Depois, na manhã de 2 de julho, voltámos a fugir depois de o exército israelita ter emitido ordens de evacuação para o nosso bairro. Juntámos os nossos pertences num camião e fomos para a casa danificada da minha irmã, que tentámos arranjar o melhor que pudemos. Mas eu não conseguia suportar a agonia de ser deslocada da minha própria casa e, por isso, apesar do perigo, regressei passados dez dias com o meu pai e o meu irmão e a minha mãe juntou-se a nós pouco depois.
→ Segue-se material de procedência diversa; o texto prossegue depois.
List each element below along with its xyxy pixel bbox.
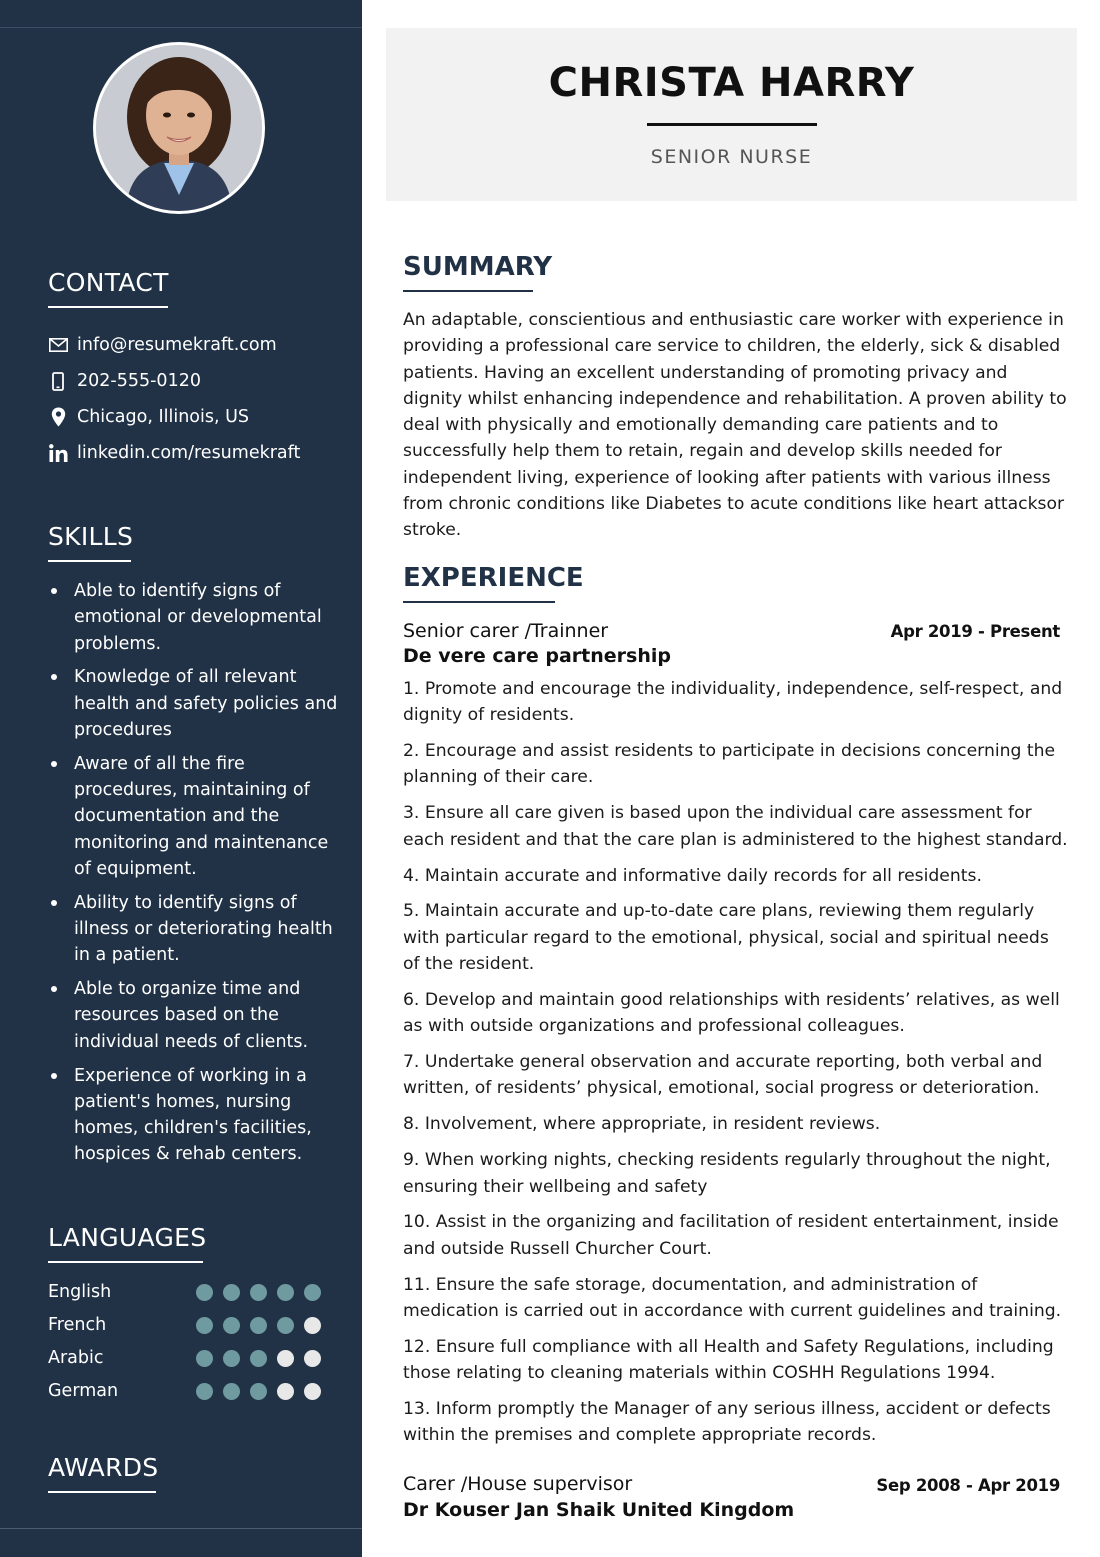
level-dot-filled: [250, 1383, 267, 1400]
job-company: [403, 645, 671, 667]
level-dot-filled: [277, 1317, 294, 1334]
bullet-icon: [51, 761, 57, 767]
level-dot-filled: [250, 1284, 267, 1301]
contact-location-text: Chicago, Illinois, US: [77, 407, 250, 427]
level-dot-filled: [223, 1317, 240, 1334]
languages-heading: LANGUAGES: [48, 1223, 207, 1252]
skill-text: Aware of all the fire procedures, maintaining of documentation and the monitoring and maintenance of equipment.: [74, 753, 329, 879]
job-title: Carer /House supervisor: [403, 1473, 633, 1495]
level-dot-filled: [196, 1284, 213, 1301]
job-company-text: De vere care partnership: [403, 645, 671, 667]
summary-heading: SUMMARY: [403, 252, 553, 282]
skills-heading-underline: [48, 560, 131, 562]
skill-item: [48, 890, 348, 969]
level-dot-empty: [277, 1383, 294, 1400]
contact-email-text: info@resumekraft.com: [77, 335, 277, 355]
language-level-dots: [196, 1383, 321, 1400]
level-dot-filled: [223, 1284, 240, 1301]
contact-heading-underline: [48, 306, 168, 308]
location-pin-icon: [48, 407, 68, 427]
job-duties-list: [403, 676, 1068, 1458]
job-role: SENIOR NURSE: [650, 146, 813, 168]
list-item: 9. When working nights, checking residents regularly throughout the night, ensuring their wellbeing and safety: [403, 1150, 1051, 1197]
skill-text: Experience of working in a patient's homes, nursing homes, children's facilities, hospices & rehab centers.: [74, 1065, 312, 1165]
experience-heading-underline: [403, 601, 555, 603]
level-dot-empty: [304, 1350, 321, 1367]
linkedin-icon: [48, 443, 68, 463]
skill-text: Able to identify signs of emotional or developmental problems.: [74, 581, 322, 654]
skill-text: Able to organize time and resources based on the individual needs of clients.: [74, 979, 309, 1052]
name-header: [386, 28, 1077, 201]
list-item: 11. Ensure the safe storage, documentation, and administration of medication is carried out in accordance with current guidelines and training.: [403, 1274, 1062, 1321]
skills-list: [48, 578, 348, 1175]
skill-item: [48, 664, 348, 743]
summary-heading-underline: [403, 290, 533, 292]
language-row-english: [48, 1279, 338, 1305]
level-dot-filled: [223, 1383, 240, 1400]
job-company: [403, 1499, 794, 1521]
skill-item: [48, 751, 348, 882]
level-dot-filled: [196, 1350, 213, 1367]
language-level-dots: [196, 1350, 321, 1367]
list-item: 10. Assist in the organizing and facilitation of resident entertainment, inside and outside Russell Churcher Court.: [403, 1212, 1059, 1259]
list-item: 3. Ensure all care given is based upon the individual care assessment for each resident and that the care plan is administered to the highest standard.: [403, 803, 1068, 850]
experience-heading: EXPERIENCE: [403, 563, 584, 593]
contact-location: [48, 404, 249, 430]
list-item: 1. Promote and encourage the individuality, independence, self-respect, and dignity of residents.: [403, 679, 1063, 726]
level-dot-filled: [223, 1350, 240, 1367]
avatar: [93, 42, 265, 214]
skill-item: [48, 1063, 348, 1168]
languages-heading-underline: [48, 1261, 203, 1263]
list-item: 5. Maintain accurate and up-to-date care plans, reviewing them regularly with particular regard to the emotional, physical, social and spiritual needs of the resident.: [403, 901, 1049, 975]
skill-text: Ability to identify signs of illness or deteriorating health in a patient.: [74, 892, 333, 966]
bullet-icon: [51, 900, 57, 906]
level-dot-filled: [250, 1350, 267, 1367]
name-divider: [647, 123, 817, 126]
list-item: 6. Develop and maintain good relationships with residents’ relatives, as well as with outside organizations and professional colleagues.: [403, 989, 1060, 1037]
level-dot-filled: [250, 1317, 267, 1334]
list-item: 8. Involvement, where appropriate, in resident reviews.: [403, 1114, 881, 1135]
level-dot-filled: [277, 1284, 294, 1301]
awards-heading: AWARDS: [48, 1453, 159, 1482]
language-name: French: [48, 1315, 107, 1335]
skill-item: [48, 976, 348, 1055]
skills-heading: SKILLS: [48, 522, 134, 551]
sidebar-top-divider: [0, 27, 362, 28]
job-company-text: Dr Kouser Jan Shaik United Kingdom: [403, 1499, 795, 1521]
job-dates: Sep 2008 - Apr 2019: [876, 1476, 1060, 1495]
language-name: Arabic: [48, 1348, 104, 1368]
level-dot-filled: [196, 1317, 213, 1334]
contact-email[interactable]: [48, 332, 277, 358]
contact-phone-text: 202-555-0120: [77, 371, 201, 391]
level-dot-empty: [304, 1317, 321, 1334]
bullet-icon: [51, 588, 57, 594]
list-item: 7. Undertake general observation and accurate reporting, both verbal and written, of residents’ physical, emotional, social progress or deterioration.: [403, 1052, 1043, 1099]
contact-linkedin-text: linkedin.com/resumekraft: [77, 443, 301, 463]
phone-icon: [48, 371, 68, 391]
job-title: Senior carer /Trainner: [403, 620, 609, 642]
level-dot-empty: [304, 1383, 321, 1400]
email-icon: [48, 335, 68, 355]
list-item: 12. Ensure full compliance with all Health and Safety Regulations, including those relating to cleaning materials within COSHH Regulations 1994.: [403, 1336, 1054, 1384]
level-dot-filled: [304, 1284, 321, 1301]
list-item: 13. Inform promptly the Manager of any serious illness, accident or defects within the premises and complete appropriate records.: [403, 1398, 1051, 1446]
bullet-icon: [51, 986, 57, 992]
contact-phone[interactable]: [48, 368, 201, 394]
sidebar-bottom-divider: [0, 1528, 362, 1529]
language-level-dots: [196, 1284, 321, 1301]
summary-text: An adaptable, conscientious and enthusiastic care worker with experience in providing a professional care service to children, the elderly, sick & disabled patients. Having an excellent understanding of promoting privacy and dignity whilst enhancing independence and rehabilitation. A proven ability to deal with physically and emotionally demanding care patients and to successfully help them to retain, regain and develop skills needed for independent living, experience of looking after patients with various illness from chronic conditions like Diabetes to acute conditions like heart attacksor stroke.: [403, 310, 1067, 541]
language-name: German: [48, 1381, 119, 1401]
job-dates: Apr 2019 - Present: [890, 622, 1060, 641]
awards-heading-underline: [48, 1491, 156, 1493]
language-row-french: [48, 1312, 338, 1338]
list-item: 4. Maintain accurate and informative daily records for all residents.: [403, 865, 982, 886]
list-item: 2. Encourage and assist residents to participate in decisions concerning the planning of their care.: [403, 741, 1056, 788]
language-row-arabic: [48, 1345, 338, 1371]
contact-heading: CONTACT: [48, 268, 169, 297]
contact-linkedin[interactable]: [48, 440, 300, 466]
skill-text: Knowledge of all relevant health and safety policies and procedures: [74, 667, 338, 740]
level-dot-empty: [277, 1350, 294, 1367]
language-name: English: [48, 1282, 112, 1302]
profile-photo: [96, 45, 262, 211]
language-level-dots: [196, 1317, 321, 1334]
skill-item: [48, 578, 348, 657]
language-row-german: [48, 1378, 338, 1404]
page-title: CHRISTA HARRY: [548, 60, 915, 106]
bullet-icon: [51, 674, 57, 680]
bullet-icon: [51, 1073, 57, 1079]
sidebar: [0, 0, 362, 1557]
level-dot-filled: [196, 1383, 213, 1400]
Quando voltámos a casa, o nosso bairro estava quase vazio. Muitos dos nossos vizinhos tinham fugido para Al-Mawasi, a chamada “zona humanitária”, e só regressariam cerca de dois meses mais tarde. Em várias ocasiões, com a incursão das forças israelitas na cidade, ficámos sitiados nas nossas imediações durante uma semana ou mais, sem podermos circular livremente sem corrermos o risco de sermos alvejados.
Na primavera, a minha mãe e eu tomámos a decisão de sair de Gaza. No início, ela estava relutante em viajar, preocupada em deixar para trás a minha irmã e os seus dois filhos. Mas, perante a falta de tratamento para a sua doença, concordou que seria o melhor.
O nosso plano de fuga estava em marcha. Conseguimos registar-nos numa agência de viagens para sair através da passagem de Rafah, as nossas malas estavam feitas e estávamos apenas à espera que os nossos nomes aparecessem na lista de saída. Na noite de 6 de maio, chegou finalmente a nossa hora. Então, aconteceu o inimaginável: na manhã seguinte, enquanto aguardávamos a confirmação de que poderíamos partir no dia seguinte, o exército israelita invadiu Rafah. A primeira coisa que fez foi ocupar a passagem de Rafah, cortando a nossa última passagem para o mundo exterior.
Todos os dias, esperamos que a passagem reabra para podermos sair. Sonhamos com esse momento. Mas cada dia que passo aqui presa, perco um pouco mais de esperança no futuro de Gaza.
Ruwaida Kamal Amer é uma professora e jornalista de Khan Younis.
Artigo publicado originalmente no +972.